In 2008, for instance, Human Rights Watch alleged that the Special Branch headquarters in Dhaka’s Maghbazar neighborhood was used to torture detainees. In 2009, the rights group accused the Rapid Action Battalion of extrajudicially executing hundreds of people and said acts of torture were routinely perpetrated by officials from the intelligence directorate.
It is unclear from any of the NSA documents whether New Zealand sought or received any assurances from Bangladesh over how intelligence it shared could be used for detentions and interrogations, or whether there was any effective oversight of how the country’s agencies ultimately used the information. …
I/S at No Right Turn comments:
Unlawful and possibly criminal
As with other GCSB spying, this raises the usual questions: how does this contribute to New Zealand’s international relations and national security? And it has the usual answer: it doesn’t. The GCSB isn’t spying on Bangladesh because it poses some threat to New Zealand, but because the NSA has told them to and they want information to trade to their American masters. Whether that is in New Zealand’s interests is left as an exercise for the reader.

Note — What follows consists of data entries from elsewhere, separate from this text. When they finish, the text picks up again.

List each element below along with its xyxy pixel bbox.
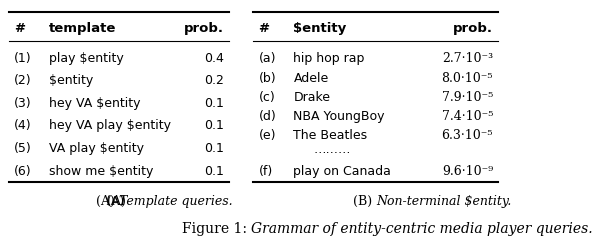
Text: (A): (A) — [106, 195, 131, 208]
Text: (c): (c) — [258, 91, 275, 104]
Text: 6.3·10⁻⁵: 6.3·10⁻⁵ — [441, 129, 493, 142]
Text: (4): (4) — [14, 120, 32, 132]
Text: $entity: $entity — [294, 22, 347, 35]
Text: ………: ……… — [313, 143, 351, 156]
Text: (5): (5) — [14, 142, 32, 155]
Text: (A): (A) — [107, 195, 130, 208]
Text: The Beatles: The Beatles — [294, 129, 368, 142]
Text: 9.6·10⁻⁹: 9.6·10⁻⁹ — [442, 164, 493, 178]
Text: 7.9·10⁻⁵: 7.9·10⁻⁵ — [442, 91, 493, 104]
Text: (a): (a) — [258, 52, 276, 65]
Text: Adele: Adele — [294, 72, 329, 85]
Text: (b): (b) — [258, 72, 276, 85]
Text: VA play $entity: VA play $entity — [49, 142, 144, 155]
Text: (1): (1) — [14, 52, 32, 65]
Text: (2): (2) — [14, 74, 32, 87]
Text: Grammar of entity-centric media player queries.: Grammar of entity-centric media player q… — [251, 222, 593, 236]
Text: 0.1: 0.1 — [204, 97, 224, 110]
Text: 7.4·10⁻⁵: 7.4·10⁻⁵ — [442, 110, 493, 123]
Text: prob.: prob. — [184, 22, 224, 35]
Text: 8.0·10⁻⁵: 8.0·10⁻⁵ — [441, 72, 493, 85]
Text: 2.7·10⁻³: 2.7·10⁻³ — [442, 52, 493, 65]
Text: hey VA play $entity: hey VA play $entity — [49, 120, 171, 132]
Text: Figure 1:: Figure 1: — [182, 222, 251, 236]
Text: Drake: Drake — [294, 91, 330, 104]
Text: play on Canada: play on Canada — [294, 164, 392, 178]
Text: #: # — [14, 22, 25, 35]
Text: 0.1: 0.1 — [204, 120, 224, 132]
Text: 0.4: 0.4 — [204, 52, 224, 65]
Text: #: # — [258, 22, 269, 35]
Text: (6): (6) — [14, 164, 32, 178]
Text: (3): (3) — [14, 97, 32, 110]
Text: $entity: $entity — [49, 74, 93, 87]
Text: (B): (B) — [353, 195, 376, 208]
Text: 0.2: 0.2 — [204, 74, 224, 87]
Text: prob.: prob. — [453, 22, 493, 35]
Text: (e): (e) — [258, 129, 276, 142]
Text: NBA YoungBoy: NBA YoungBoy — [294, 110, 385, 123]
Text: template: template — [49, 22, 116, 35]
Text: Non-terminal $entity.: Non-terminal $entity. — [376, 195, 511, 208]
Text: hey VA $entity: hey VA $entity — [49, 97, 140, 110]
Text: (f): (f) — [258, 164, 273, 178]
Text: 0.1: 0.1 — [204, 142, 224, 155]
Text: play $entity: play $entity — [49, 52, 123, 65]
Text: (A): (A) — [96, 195, 119, 208]
Text: show me $entity: show me $entity — [49, 164, 153, 178]
Text: 0.1: 0.1 — [204, 164, 224, 178]
Text: (d): (d) — [258, 110, 276, 123]
Text: Template queries.: Template queries. — [119, 195, 232, 208]
Text: hip hop rap: hip hop rap — [294, 52, 365, 65]
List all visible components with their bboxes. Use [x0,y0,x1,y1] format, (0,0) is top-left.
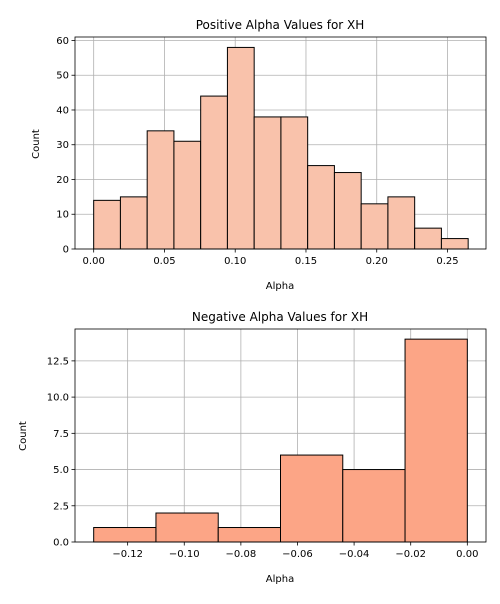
histogram-bar [253,116,282,250]
y-ticks: 0.0 2.5 5.0 7.5 10.0 12.5 [47,356,75,549]
chart-positive-alpha: Positive Alpha Values for XH Alpha Count… [31,18,487,292]
y-tick-label: 10.0 [47,393,69,404]
axes-frame [74,328,487,543]
histogram-bar [280,116,309,250]
x-tick-label: −0.02 [395,549,426,560]
y-axis-label: Count [31,129,42,159]
histogram-bar [173,140,202,250]
bars [93,338,468,543]
histogram-bar [342,469,406,543]
x-tick-label: −0.06 [282,549,313,560]
axes-frame [74,36,487,250]
x-axis-label: Alpha [266,574,294,585]
x-tick-label: −0.08 [226,549,257,560]
y-tick-label: 0.0 [53,538,69,549]
x-tick-label: 0.00 [456,549,478,560]
histogram-bar [333,172,362,250]
x-tick-label: 0.15 [295,256,317,267]
chart-title: Negative Alpha Values for XH [192,310,368,324]
y-axis-label: Count [18,421,29,451]
y-ticks: 0 10 20 30 40 50 60 [56,36,75,256]
histogram-bar [93,527,157,543]
y-tick-label: 40 [56,105,69,116]
y-tick-label: 20 [56,175,69,186]
histogram-bar [280,454,344,543]
y-tick-label: 2.5 [53,501,69,512]
y-tick-label: 60 [56,36,69,47]
x-tick-label: −0.12 [112,549,143,560]
histogram-bar [404,338,468,543]
histogram-bar [360,203,389,250]
x-tick-label: 0.20 [366,256,388,267]
histogram-bar [307,165,335,250]
bars [93,46,469,250]
y-tick-label: 50 [56,71,69,82]
x-tick-label: 0.05 [153,256,175,267]
x-tick-label: 0.00 [83,256,105,267]
histogram-bar [217,527,282,543]
y-tick-label: 10 [56,210,69,221]
histogram-bar [155,512,219,543]
histogram-bar [146,130,175,250]
y-tick-label: 0 [63,245,69,256]
x-tick-label: 0.25 [436,256,458,267]
chart-negative-alpha: Negative Alpha Values for XH Alpha Count… [18,310,487,585]
histogram-bar [119,196,148,250]
x-tick-label: −0.04 [339,549,370,560]
x-axis-label: Alpha [266,281,294,292]
x-tick-label: 0.10 [224,256,246,267]
x-tick-label: −0.10 [169,549,200,560]
y-tick-label: 30 [56,140,69,151]
chart-title: Positive Alpha Values for XH [196,18,365,32]
histogram-bar [387,196,416,250]
histogram-bar [414,227,442,250]
histogram-bar [226,46,255,250]
histogram-bar [200,95,228,250]
y-tick-label: 7.5 [53,429,69,440]
histogram-bar [440,238,469,250]
y-tick-label: 5.0 [53,465,69,476]
x-ticks: −0.12 −0.10 −0.08 −0.06 −0.04 −0.02 0.00 [112,542,478,560]
histogram-bar [93,199,121,250]
x-ticks: 0.00 0.05 0.10 0.15 0.20 0.25 [83,249,459,267]
y-tick-label: 12.5 [47,356,69,367]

But it also raises serious questions about what is done with the information the GCSB collects. Bangladesh’s spy agencies are deeply unsavoury people who engage in torture, disappearance, and extrajudicial killings. There’s an obvious political question here about whether we want our spies passing information to an agency which goes around kidnapping, torturing and murdering people. But beyond that, there are serious legal questions as well. Its hard to see how the GCSB’s sharing of information with an agency known to torture and murder is consistent with the agency’s obligations under sections 8 and 9 of the New Zealand Bill of Rights Act 1990, which affirm the right to life and the right not to be tortured, which apply to any actions of the government, anywhere in the world, and for which there can be no “justified limitation”.
But in addition to probably being unlawful, sharing information with known torturers and murderers is probably criminal as well. TheCrimes of Torture Act 1989 imposes a penalty of 14 years imprisonment on anyone who
(a) commits an act of torture; or
(b) does or omits an act for the purpose of aiding any person to commit an act of torture; or
(c) abets any person in the commission of an act of torture; or
(d) incites, counsels, or procures any person to commit an act of torture.
There’s no suggestion that the GCSB is itself torturing people, or that they’re deliberately procuring it (unlike the CIA and MI6, who seem to do that all the time). But passing information to known torturers seems to fall squarely within clauses 3(1)(b) and 3(1)(c). And that means that the GCSB staff who do it are potentially on the hook for a very long jail spell. If you work for the GCSB on the Bangladesh desk, you should really be talking to your lawyer about now. …
PM refuses to discuss GCSB allegations
Prime Minister John Key is refusing to discuss new allegations New Zealand spies have been assisting Bangladesh’s draconian security agencies.
Journalist Nicky Hager said it was almost certain the the Government Communications and Security Bureau had helped security forces in Bangladesh torture people. … “There is almost no doubt that the information we have been giving them for almost 12 years now will have been used for torture possibly for extra judicial killings and general terrorising of Bangladesh people.”
But as with the previous allegations against the Government’s foreign spy agency the Prime Minister would not discuss them.
“We don’t comment on the activities of GCSB, the only thing I can say is that I am comfortable on all the advice I’ve been given on GCSB that they act lawfully.
“They’re a foreign intelligence agency, they gather information for reasons of national interest to New Zealand and that’s about all I’m prepared to say.”
If ever there was a case for dropping the “no comment” defence, this is surely it.